傅良璧侧目望去,照片上是一艘火轮船,轮船高达三层,巨大的烟囱喷吐著浓浓黑雾。
“这是长江上的火轮船,该船由福建船厂所造,船身长达188尺,宽27.8尺,吃水14尺,运输量可达1000吨,傅大人知道1000吨有多重吗”
“上百万斤。”
“对!”
邓森激动地喊道:“一次可载重200万斤,而且时速高达10节,也就是一个时辰80里!永安到洞庭湖的水路长500里,以前得走十天半个月,现在一天就能到!”
“所以呢”
一个曾在旅大驻扎过数年的军人,什么样的船没见过。
看著这艘吃水深重的蒸气船,傅良璧心头闪过一阵苦涩。
若论造船技术,江南船厂与福建船厂在世界都排得上號,甚至有能力替別的国家造船,可我们自己硬是组建不起一支强大的海军。
“我们自己办船运公司!”
邓森兴奋的叫声打断了傅良璧的惘然。
“邓少爷,一辆小火轮的造价,不低於15万两银子,看来我还是小覷了你们宝船烟馆。”
“知事大人误会了,在下並不打算直接购买小火轮。”
“邓少爷不妨细说。”
邓森年纪虽小,察言观色的本事一点不弱於其父,他见傅良璧提到钱,便知这位知事大人的心动了。
他收起照片,在傅良璧对面坐下来。
既然邓家破釜沉舟来谈生意,绝不可以输了谈判的气势。
“知事大人应该知道,烟馆有船,而且那艘主船的造价一点不比小火船低,只要装上蒸汽机,就能当成运输船。”
“怎么,宝船烟馆不开了”
“我向来不赞成父亲经营烟土,这些年我留学英国,处处受到欧美等国同学的歧视,他们称我为东亚病夫!所以我发誓,待我归国之后,一定要发展我们自己的工业!”

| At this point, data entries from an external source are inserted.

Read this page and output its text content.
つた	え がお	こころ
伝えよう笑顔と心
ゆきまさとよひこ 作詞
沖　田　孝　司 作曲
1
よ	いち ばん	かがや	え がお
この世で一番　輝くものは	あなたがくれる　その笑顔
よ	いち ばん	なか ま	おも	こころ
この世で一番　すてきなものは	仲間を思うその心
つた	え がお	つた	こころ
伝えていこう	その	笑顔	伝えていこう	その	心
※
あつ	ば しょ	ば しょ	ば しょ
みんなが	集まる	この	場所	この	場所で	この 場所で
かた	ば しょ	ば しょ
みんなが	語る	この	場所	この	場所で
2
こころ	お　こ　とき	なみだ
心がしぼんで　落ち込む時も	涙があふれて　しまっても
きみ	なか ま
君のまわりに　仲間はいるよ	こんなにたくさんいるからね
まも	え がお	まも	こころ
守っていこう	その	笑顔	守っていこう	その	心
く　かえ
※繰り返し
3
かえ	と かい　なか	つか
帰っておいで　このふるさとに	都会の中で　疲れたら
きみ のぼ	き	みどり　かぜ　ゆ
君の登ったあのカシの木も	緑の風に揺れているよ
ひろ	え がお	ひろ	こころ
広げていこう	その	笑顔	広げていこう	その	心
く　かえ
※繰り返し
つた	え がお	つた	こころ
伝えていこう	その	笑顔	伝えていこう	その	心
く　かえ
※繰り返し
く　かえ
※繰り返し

一番慷慨激昂的陈词,令傅良璧颇感意外,他不由得正视起这个弱不禁风的少爷。
“你在英国留学”
“就读於剑桥学院文学系,今年刚刚毕业。”
“很好的学校,为何没有去北平、上海、广州谋职”
“去过,可惜遍地腐朽,我一身所学毫无用武之地,想来想去,不如回湘西发展。”
“不错!”
谈了这么久,傅良璧终於露出笑容,对宝船烟馆的恶感,因这个学成回国的少爷减轻了一些。
他本来就想关停宝船烟馆,在永安境內进行戒赌戒毒,邓氏父子有意改行,倒是替他省去了一番手脚。
但一艘船开不起一家航运公司。
他沉吟道:“举你们邓家之力,怕也买不起第二艘小火轮,而且……”
而且他才答应小关爷,暂时不动排教,也不做桐油生意。
开办航运公司,无异於砸排教的饭碗。
邓森推了推滑到鼻樑上的眼镜,胸有成竹地说道:“先用一艘小火轮试营,只要大家看到了小火轮的先进性,便会有富户跟进,到时候我们卖一部分股份出去,用卖股的钱购进第二艘、第三艘小火轮,不用三五年,湘西的水路便可焕然一新。”
傅良璧怦然心动。
邓森越说越亢奋,索性站起来挥舞手臂。
“放排这种古老的运输方式,早就应该扫进歷史的尘埃!况且,为了湘西地界的治安,也应该解决排教这个隱患!”